In the embodiment of the present invention, the distance d between the average value of the hue of each connected component and the hue of each signal lamp is calculated by the formula:
Figure GDA0003153967340000122
where h is the hue value of the signal lamp, hmIs the average value of the hues of the connected components.
The hue value h of the signal lamp and the hue average value h of the connected componentmAre all positioned at the interval of [0 DEG, 360 DEG ]]。

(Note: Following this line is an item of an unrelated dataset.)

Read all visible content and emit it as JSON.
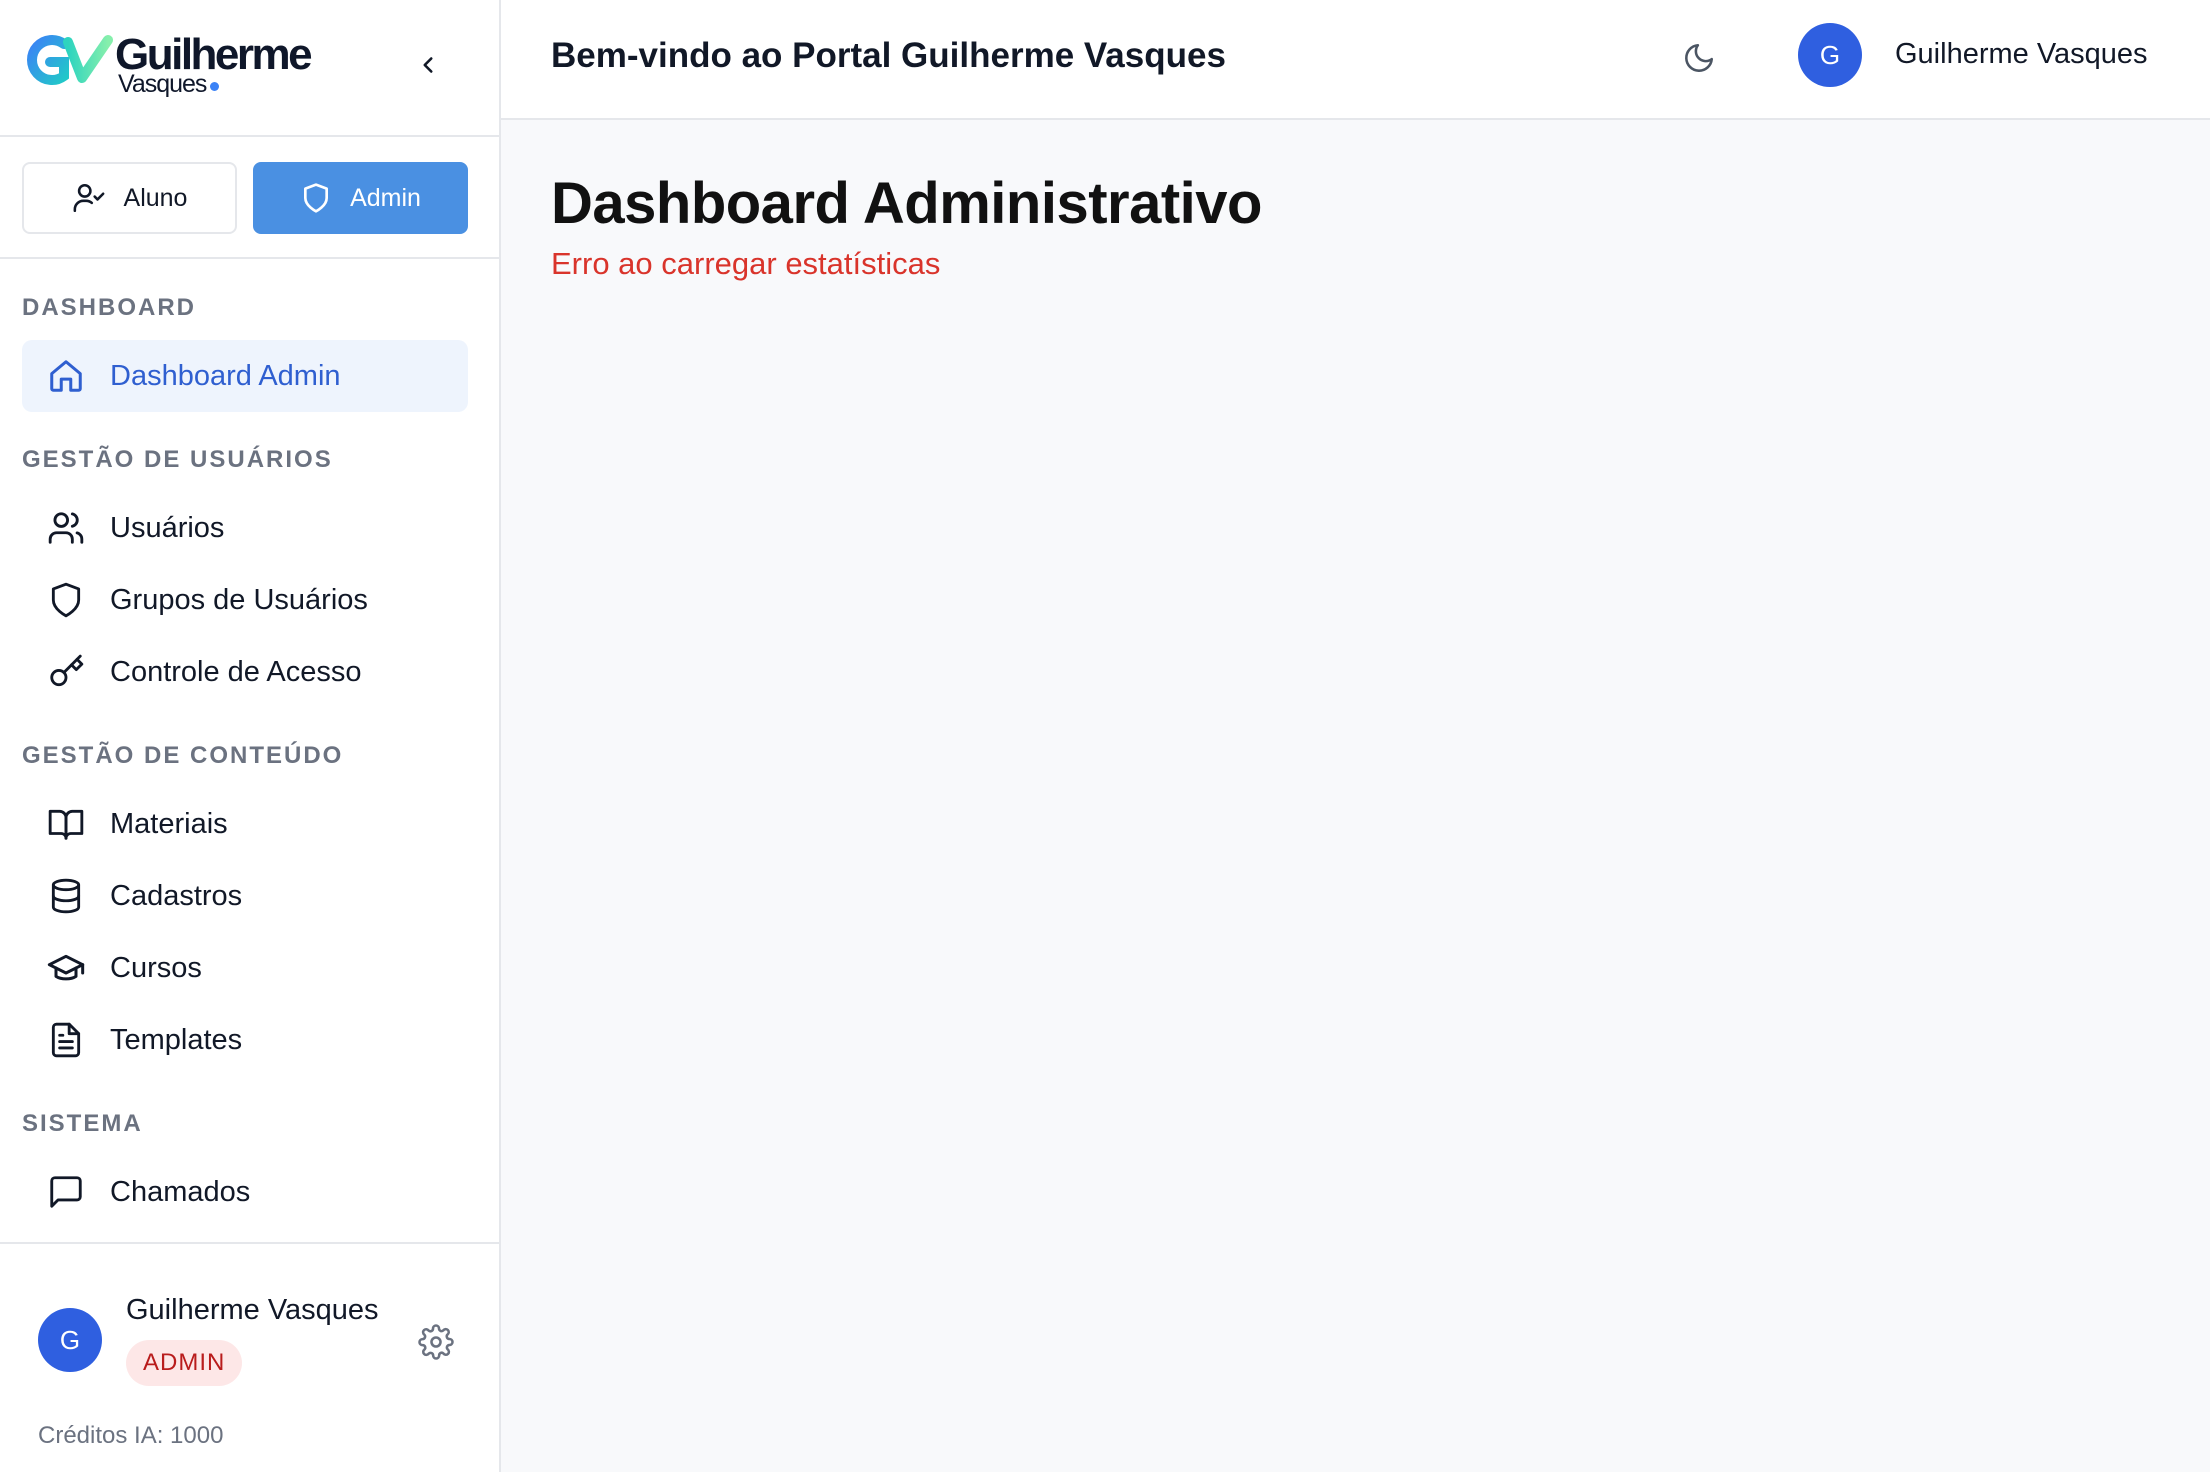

In an embodiment of the present invention, the four connected domains are respectively denoted as a first connected domain, a second connected domain, a third connected domain and a fourth connected domain, if the hue color of the first signal lamp and the second signal lamp is a first color, the hue color of the third signal lamp is a second color, the hue color of the fourth signal lamp is a third color, the connected domains corresponding to the hues of the third signal lamp and the fourth signal lamp are directly identified and correspond to each other according to the distance, and if the connected domains corresponding to the first signal lamp and the second signal lamp are respectively a first connected domain and a second connected domain, identifying the corresponding relationship between the first connected domain and the second connected domain and the first signal lamp and the corresponding relationship between the second connected domain and the second signal lamp specifically includes:
the first signal lamp and the second signal lamp are connected to form a line, the third signal lamp and the fourth signal lamp are connected to form a line, namely the first communicating area and the second communicating area are connected to form a first straight line, and the third communicating area and the fourth communicating area are connected to form a second straight line;
if the direction vector of the first connected domain pointing to the second connected domain is v1The direction vector of the third connected component pointing to the fourth connected component is v2The vector from the midpoint of the first line to the midpoint of the second line is v3
According to sign ═ vT·v1)·(vT·v2) Calculating to obtain the value of sign, and if the sign is larger than 0, positioning the first communication domain at one side of the third communication domain; if sign is not larger than 0, the first connected domain is positioned on one side of the fourth connected domain;
establishing corresponding relations between the first communication domain and the second communication domain and between the first signal lamp and the second signal lamp according to the positions of a third signal lamp and a fourth signal lamp arranged on the target unmanned aerial vehicle;
wherein v isTIs a vector v3The vertical vector of (a).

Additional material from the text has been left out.